Entertainment: A 1996 Scorecard by L. Brent Bozell III December
27, 1996
At this writing, it's December 31, meaning that I have less
than a day to look back at 1996 while it's still going on. Herewith a recap of
the year's entertainment-industry winners and losers. The distinction between
the categories is simple. The winners influenced our culture and society
positively; the losers influenced them negatively.
Winner: Rosie O'Donnell. People watch because she's nice.

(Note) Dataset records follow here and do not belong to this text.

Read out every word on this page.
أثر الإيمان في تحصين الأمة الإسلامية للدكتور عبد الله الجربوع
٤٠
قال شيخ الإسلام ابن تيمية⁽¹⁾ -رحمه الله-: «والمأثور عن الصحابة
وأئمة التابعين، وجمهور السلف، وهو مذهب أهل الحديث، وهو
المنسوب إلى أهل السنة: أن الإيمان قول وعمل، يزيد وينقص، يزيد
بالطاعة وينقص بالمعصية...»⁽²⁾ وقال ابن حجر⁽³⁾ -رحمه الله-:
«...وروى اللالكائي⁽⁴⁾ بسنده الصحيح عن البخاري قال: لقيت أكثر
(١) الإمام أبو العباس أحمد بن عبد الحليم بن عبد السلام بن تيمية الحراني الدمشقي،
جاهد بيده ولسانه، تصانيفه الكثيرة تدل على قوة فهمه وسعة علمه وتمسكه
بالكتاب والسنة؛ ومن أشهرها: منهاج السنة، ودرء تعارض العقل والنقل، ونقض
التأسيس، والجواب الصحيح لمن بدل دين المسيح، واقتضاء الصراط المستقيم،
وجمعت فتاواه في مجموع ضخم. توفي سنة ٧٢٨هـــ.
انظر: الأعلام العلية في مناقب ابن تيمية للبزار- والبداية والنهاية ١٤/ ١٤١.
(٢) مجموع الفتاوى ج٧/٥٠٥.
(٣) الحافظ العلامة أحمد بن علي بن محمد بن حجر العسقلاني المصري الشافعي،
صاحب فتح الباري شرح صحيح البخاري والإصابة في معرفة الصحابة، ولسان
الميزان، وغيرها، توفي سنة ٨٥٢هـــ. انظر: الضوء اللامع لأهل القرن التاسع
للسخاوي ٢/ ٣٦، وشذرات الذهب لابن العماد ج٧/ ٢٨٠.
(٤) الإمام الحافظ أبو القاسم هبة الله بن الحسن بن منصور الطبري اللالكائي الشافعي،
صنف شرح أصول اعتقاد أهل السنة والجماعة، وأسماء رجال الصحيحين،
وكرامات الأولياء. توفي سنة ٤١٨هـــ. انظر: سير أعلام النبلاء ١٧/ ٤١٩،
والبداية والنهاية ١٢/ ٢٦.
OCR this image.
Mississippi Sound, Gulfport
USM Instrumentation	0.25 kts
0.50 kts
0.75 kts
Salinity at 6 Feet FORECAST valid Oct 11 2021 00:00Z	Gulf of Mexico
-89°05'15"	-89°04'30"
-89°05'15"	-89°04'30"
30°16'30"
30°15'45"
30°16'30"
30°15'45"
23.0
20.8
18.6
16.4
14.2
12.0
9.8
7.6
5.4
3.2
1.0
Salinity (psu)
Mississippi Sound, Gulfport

Granted, she's a liberal Democrat and occasionally isn't nice to conservatives
and Republicans. Still, her frothy, showbiz-heavy daytime hour clearly is
preferable to the competing slimefests hosted by Jenny Jones, Ricki Lake,
Jerry Springer, and the rest.
Loser: Ellen DeGeneres. The Steve Gunderson of prime time,
slowly inching her way out of the closet. In anticipation of her character's
official unveiling as a lesbian, ABC moved DeGeneres' obnoxious sitcom from 8
to 9:30 p.m.. I'd like to suggest an even later time slot, like 2 a.m.
Winner: Mel Gibson. With what he has going for him -
box-office magnetism, personal and philosophical integrity, and talent on both
sides of the camera -- he has done much, and will do much more, to make
Hollywood a force for traditional morality.
Losers: Sony-owned companies named Columbia, both of which
were forces for immorality in '96. Columbia Records issued "Oh Come All
Ye Faithful," a Christmas album benefiting pro-abortion groups. Columbia
Pictures released "The People vs. Larry Flynt," the original
advertisement for which featured Woody Harrelson, playing the notorious
pornographer, posing as if crucified against the backdrop of a near-naked
woman.
Winner: The WB television network. Even though it's on only
three nights per week, it provides as much family programming as any full-time
network, and more than most.
Losers: Fox and NBC. Neither airs even one
family-friendly show. For parents and their young children, racy NBC
"family hour" offerings like "Friends" are Mustn't See TV.
Winners: William Bennett and C. Delores Tucker. They not
only started an anti-gangsta rap campaign, they've followed through.
Loser: The aforementioned Woody Harrelson. Woody qualifies
not only for starring in the Flynt movie, but also for this breathtakingly
asinine statement in an interview with Us magazine: "I do my thing and
I'm pretty good at it, but I'm convinced that the only reason my career has
continually done as well as it has is that I speak for the trees."
Winner: Cable television, which continues to gain viewers at
the expense of ...
Loser: ...broadcast television, whose real problem -
vulgarity - a rating system won't fix.
Winner: Tom Hanks. Aside from the odd curse word, his
upbeat, wholesome "That Thing You Do!" could be aired intact on
broadcast television - something that can be said for almost no other
theatrical movies.
Loser: Disney, which could use any wholesomeness Hanks can
spare. Its kowtowing to gays culminated this year with the "Ellen"
uproar. (Disney produces the show through its Touchstone Television and airs
it on its ABC network.) Then the Mouse went after the film rights to an absurd
series of newspaper articles alleging that the CIA had introduced crack to the
ghettos of Los Angeles. Whichever executive green-lighted that purchase has a
small mind, after all.
Special mention: NBC's "Today" show, which will
improve as of January 3, when the egregious Bryant Gumbel leaves. As a
baseball general manager once said of a traded player, "It's addition by
subtraction."
And, finally, my Persons of the Year - one a negative
figure, the other positive. The former award is presented posthumously to
Tupac Shakur. This is the holiday season, but there are limits to my goodwill,
and the late rapper/actor/criminal Mr. Shakur remains outside them. At a
recent Washington speech, black intellectual Stanley Crouch told of a friend
who noted the dictum that one should speak only good of the dead. Then, Crouch
said, the friend added, "Tupac Shakur is dead. Good." Well put.
My positive Person of the Year is Martha Williamson,
creator and executive producer of two of prime time's best series,
"Touched By an Angel" and "Promised Land." When
"Angel" premiered in 1994, critics called it hokey and saccharine.
CBS played schedule hide-and-seek with it to such an extent that many didn't
know when it would air. But its popularity increased dramatically last year,
and it is now a top-ten hit.
Hits beget spinoffs, and "Promised Land" debuted
this fall. It is less explicitly religious than "Angel," but faith
is nonetheless at its core. Who knows? Maybe the next prime time powerhouse
will be not an envelope-pusher a la Steven Bochco, but the devoutly religious,
energetic, imaginative Ms. Williamson.